Les branches devaient dépasser de l’huile, ce qui est à éviter absolument. Je n’utiliserais pas l’huile si j’étais vous.
merci pour votre repense rapide,c’est que je l’ai utilisé dans ma cuisine sans m’en rendre compte et mon mari aussi la prenais chaque matin
Bonjour vous ne precisez pas les proportions dans le macerat simple ( plante sechee +huile) ,cela n a aucune importance?merci pour votre reponse et vous souhaite un bon dimanche
Oui il n’y a pas de proportions spécifiques pour le macérât simple, on met juste assez d’huile pour recouvrir la plante coupée en petits morceaux.
Bonjour Christophe,
Je vois que vous utilisez la Marguerite? J’ai déjà lu qu’elle aurait les mêmes propriétés que la pâquerette( Bellis perenis), est-ce exact?
Sinon, vous la destinez à quel usage?
Nico
Bonjour Nico,
Oui propriétés similaires adoucissantes.
Bonjour Christophe je souhaiterais faire un macérât huileux de laurier ( plantes sèche ) dois je faire avec un intermédiaire alcoolique ? Merci d’avance
Oui la méthode donne un excellent résultat, confirmé par certains lecteurs du site.
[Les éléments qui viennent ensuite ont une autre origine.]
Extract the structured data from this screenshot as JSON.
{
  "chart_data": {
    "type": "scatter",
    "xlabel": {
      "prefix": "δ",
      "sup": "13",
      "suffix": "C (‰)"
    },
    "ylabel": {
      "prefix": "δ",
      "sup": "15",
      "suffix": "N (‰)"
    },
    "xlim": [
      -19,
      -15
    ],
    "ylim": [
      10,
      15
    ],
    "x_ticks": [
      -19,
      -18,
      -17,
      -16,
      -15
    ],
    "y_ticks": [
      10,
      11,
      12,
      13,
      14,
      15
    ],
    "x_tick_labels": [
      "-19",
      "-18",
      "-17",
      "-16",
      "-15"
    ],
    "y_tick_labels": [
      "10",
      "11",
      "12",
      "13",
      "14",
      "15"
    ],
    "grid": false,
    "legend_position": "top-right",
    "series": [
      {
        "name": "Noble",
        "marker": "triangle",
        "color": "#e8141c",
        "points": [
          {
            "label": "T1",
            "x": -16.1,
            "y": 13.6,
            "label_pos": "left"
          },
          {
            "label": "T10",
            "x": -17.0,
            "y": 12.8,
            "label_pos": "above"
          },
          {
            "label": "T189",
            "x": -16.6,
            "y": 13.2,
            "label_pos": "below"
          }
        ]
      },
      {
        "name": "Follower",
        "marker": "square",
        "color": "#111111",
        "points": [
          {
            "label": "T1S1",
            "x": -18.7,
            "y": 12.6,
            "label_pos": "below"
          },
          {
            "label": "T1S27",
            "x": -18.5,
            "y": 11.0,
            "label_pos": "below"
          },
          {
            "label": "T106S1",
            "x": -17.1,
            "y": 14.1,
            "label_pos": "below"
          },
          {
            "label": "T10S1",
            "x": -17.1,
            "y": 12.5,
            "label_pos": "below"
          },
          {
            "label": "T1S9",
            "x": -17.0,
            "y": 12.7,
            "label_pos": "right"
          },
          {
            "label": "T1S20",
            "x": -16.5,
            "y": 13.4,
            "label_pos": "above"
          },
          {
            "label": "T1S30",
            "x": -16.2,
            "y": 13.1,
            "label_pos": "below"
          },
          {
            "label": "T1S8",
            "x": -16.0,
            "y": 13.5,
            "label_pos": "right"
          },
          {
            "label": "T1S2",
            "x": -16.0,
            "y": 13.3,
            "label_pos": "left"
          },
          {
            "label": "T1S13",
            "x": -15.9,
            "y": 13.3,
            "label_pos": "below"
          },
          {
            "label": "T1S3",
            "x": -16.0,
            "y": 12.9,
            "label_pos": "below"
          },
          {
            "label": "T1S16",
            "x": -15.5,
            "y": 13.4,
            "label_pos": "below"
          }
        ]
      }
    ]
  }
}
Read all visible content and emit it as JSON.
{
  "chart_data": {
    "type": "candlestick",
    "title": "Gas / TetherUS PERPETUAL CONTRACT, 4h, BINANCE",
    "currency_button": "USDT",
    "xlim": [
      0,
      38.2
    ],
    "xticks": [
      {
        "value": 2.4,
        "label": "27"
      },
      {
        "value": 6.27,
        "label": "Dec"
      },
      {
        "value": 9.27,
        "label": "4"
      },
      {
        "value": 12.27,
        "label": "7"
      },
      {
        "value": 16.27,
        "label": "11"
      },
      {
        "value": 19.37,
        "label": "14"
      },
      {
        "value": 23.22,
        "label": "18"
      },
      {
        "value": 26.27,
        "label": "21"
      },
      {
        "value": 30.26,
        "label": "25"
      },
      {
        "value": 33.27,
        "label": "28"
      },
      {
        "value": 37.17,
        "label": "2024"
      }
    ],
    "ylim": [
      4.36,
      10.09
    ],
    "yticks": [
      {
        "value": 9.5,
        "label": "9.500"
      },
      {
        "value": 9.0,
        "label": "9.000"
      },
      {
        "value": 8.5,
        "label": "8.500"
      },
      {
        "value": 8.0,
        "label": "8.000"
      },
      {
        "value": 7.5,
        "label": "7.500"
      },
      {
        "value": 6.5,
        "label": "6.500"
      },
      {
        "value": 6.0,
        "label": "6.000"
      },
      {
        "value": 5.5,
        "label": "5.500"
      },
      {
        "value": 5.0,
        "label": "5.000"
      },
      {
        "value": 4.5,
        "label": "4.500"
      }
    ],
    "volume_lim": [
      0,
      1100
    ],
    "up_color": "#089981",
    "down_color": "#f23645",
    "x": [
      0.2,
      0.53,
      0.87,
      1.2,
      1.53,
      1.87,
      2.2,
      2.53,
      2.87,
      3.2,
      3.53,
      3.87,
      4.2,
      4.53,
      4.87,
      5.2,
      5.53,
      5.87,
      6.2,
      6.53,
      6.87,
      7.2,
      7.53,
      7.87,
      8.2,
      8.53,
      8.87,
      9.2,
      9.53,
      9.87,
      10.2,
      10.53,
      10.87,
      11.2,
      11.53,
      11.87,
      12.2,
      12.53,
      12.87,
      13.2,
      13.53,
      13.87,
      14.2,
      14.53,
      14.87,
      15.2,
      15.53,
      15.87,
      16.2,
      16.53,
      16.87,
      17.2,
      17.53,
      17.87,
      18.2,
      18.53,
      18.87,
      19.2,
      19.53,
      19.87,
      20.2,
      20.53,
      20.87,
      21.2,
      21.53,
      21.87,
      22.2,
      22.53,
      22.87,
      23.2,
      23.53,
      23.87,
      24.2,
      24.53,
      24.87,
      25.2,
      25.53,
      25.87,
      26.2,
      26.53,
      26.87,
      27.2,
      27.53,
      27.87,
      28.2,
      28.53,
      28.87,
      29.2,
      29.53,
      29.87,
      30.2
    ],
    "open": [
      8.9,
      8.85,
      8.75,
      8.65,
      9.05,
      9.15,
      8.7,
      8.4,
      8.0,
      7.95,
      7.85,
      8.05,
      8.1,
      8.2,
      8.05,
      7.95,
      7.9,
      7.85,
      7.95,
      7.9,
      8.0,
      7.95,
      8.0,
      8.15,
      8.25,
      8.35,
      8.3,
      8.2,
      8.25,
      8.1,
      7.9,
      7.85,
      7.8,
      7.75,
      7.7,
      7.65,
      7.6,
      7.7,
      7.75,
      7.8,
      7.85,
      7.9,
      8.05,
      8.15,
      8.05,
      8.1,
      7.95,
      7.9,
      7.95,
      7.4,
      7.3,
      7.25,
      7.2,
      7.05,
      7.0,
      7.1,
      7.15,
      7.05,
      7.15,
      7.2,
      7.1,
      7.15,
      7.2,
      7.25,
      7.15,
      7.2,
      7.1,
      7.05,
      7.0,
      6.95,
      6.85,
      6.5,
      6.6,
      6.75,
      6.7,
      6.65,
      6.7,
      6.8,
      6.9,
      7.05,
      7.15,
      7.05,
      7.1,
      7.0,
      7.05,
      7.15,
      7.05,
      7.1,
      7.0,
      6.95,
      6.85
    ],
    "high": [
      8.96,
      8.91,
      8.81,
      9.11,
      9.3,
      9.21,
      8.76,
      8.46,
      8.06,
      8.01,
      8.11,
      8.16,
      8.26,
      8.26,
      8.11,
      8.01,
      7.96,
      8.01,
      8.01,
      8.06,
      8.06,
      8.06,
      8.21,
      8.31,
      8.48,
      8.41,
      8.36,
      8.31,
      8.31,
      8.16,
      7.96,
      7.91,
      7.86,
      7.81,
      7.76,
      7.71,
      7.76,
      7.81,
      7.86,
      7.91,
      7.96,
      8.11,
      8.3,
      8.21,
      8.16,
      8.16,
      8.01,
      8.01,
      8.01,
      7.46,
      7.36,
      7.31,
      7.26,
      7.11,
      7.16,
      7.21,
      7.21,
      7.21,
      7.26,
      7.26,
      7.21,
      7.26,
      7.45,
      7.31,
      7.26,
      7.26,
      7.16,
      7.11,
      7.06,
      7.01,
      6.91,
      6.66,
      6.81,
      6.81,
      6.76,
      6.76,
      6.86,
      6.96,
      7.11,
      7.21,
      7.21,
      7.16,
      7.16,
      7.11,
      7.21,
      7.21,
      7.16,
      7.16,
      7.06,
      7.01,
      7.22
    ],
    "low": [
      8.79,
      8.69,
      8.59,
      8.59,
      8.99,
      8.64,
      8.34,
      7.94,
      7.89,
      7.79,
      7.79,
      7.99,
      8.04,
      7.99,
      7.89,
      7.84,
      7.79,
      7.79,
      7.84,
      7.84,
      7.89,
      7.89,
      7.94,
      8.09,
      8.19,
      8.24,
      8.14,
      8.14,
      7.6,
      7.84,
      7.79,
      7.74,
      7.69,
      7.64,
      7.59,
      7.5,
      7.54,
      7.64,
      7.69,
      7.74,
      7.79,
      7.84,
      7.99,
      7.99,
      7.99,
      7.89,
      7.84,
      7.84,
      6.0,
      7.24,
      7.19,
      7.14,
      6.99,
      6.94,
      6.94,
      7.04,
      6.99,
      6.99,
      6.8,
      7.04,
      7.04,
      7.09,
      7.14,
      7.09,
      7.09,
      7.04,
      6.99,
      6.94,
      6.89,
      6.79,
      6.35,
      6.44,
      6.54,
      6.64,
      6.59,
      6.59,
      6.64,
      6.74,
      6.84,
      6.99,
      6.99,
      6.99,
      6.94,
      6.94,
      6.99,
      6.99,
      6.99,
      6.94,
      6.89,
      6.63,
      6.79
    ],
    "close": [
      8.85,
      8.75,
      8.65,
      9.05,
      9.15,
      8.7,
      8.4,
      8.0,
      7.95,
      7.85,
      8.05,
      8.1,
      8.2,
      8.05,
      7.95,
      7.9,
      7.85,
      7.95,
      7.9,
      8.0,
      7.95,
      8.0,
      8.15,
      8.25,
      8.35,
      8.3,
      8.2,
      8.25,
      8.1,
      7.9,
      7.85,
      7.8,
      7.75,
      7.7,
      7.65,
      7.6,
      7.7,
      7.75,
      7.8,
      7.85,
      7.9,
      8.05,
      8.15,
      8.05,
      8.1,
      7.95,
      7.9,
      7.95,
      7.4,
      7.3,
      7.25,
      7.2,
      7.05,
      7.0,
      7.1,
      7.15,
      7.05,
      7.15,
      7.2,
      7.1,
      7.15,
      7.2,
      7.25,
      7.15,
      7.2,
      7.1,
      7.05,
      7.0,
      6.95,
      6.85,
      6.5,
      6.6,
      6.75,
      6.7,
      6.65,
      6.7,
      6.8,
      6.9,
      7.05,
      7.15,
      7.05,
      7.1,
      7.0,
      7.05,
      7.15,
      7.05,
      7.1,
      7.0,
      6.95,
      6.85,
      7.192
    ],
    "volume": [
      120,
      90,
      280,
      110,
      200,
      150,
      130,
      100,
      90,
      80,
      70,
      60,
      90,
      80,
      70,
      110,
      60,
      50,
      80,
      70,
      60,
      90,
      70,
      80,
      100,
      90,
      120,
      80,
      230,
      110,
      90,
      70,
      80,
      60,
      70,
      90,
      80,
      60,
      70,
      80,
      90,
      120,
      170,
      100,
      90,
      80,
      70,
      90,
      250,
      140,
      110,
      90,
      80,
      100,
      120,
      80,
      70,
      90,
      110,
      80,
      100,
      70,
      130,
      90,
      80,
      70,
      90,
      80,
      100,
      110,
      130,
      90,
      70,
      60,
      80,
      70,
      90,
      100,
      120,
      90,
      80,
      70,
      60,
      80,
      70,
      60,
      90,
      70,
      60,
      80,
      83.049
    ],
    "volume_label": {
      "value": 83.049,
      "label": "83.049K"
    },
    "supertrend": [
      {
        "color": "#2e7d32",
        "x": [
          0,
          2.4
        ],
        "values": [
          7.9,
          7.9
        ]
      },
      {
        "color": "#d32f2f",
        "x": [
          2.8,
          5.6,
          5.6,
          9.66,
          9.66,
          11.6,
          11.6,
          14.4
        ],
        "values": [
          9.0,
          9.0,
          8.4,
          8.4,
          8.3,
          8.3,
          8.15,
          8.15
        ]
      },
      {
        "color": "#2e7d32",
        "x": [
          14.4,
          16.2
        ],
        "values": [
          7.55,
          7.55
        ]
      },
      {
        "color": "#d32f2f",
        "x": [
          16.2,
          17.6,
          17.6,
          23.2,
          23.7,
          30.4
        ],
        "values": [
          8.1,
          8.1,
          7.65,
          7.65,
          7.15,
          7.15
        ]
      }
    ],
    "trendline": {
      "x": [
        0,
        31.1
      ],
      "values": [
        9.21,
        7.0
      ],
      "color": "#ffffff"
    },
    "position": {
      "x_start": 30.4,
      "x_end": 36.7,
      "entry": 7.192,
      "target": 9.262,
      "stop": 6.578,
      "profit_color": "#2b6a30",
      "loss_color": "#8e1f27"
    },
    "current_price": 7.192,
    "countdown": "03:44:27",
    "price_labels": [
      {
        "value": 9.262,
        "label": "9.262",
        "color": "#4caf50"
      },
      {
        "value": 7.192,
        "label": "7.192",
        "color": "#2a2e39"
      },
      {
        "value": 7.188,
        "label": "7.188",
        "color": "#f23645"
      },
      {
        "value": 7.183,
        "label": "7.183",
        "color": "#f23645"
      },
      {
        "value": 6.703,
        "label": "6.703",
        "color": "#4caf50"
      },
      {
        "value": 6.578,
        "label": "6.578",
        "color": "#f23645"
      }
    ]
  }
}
bonjour Pivoine et bonjour Christophe
oui je confirme , beau vert et belle odeur
Bonjour, déjà merci pour toutes vos précieuses informations et tout ce temps pris pour les transmettre.
J’ai fais un macérat huileux de millepertuis dans l’huile d’olive, fleurs séchées quelques heures comme précisé. Mais j’ai hélas constaté que après un mois de macération, les fleurs sur le dessus ont pourri (bleues)
J’ai enlevé ses fleurs et senti le reste de la préparation…
L’odeur n’est pas désagréable :-), du coup, j’aimerai savoir quelles seraient les conséquences d’appliquer cette macération sur la peau?
Merci beaucoup d’avance pour votre réponse
bonjour Jessy
si après avoir enlevé la partie abimée , le reste de la préparation vous parait correct (aspect et odeur) je ne pense pas que cela pose un problème
et dans le doute vous pouvez tester sur l’envers du poignet pour voir si vous avez une réaction épidermique ou pas
Bonjour ,pour une question d hygiene ne doit on pas rincer les plantes avant de les faire secher ?J aimerai realiser un macerat de paquerette
Merci pour votre reponse et bonne journee
Bonjour, non pas nécessaire pour les parties aériennes. On les monde, c’est à dire qu’on enlève d’une manière visuelle les plantes étrangères, les bois, les impuretés. Une fois mondées, on les laisse reposer plusieurs heures à l’ombre pour laisser partir les insectes. Puis on les met à sécher sur des claies, une grille ou autre.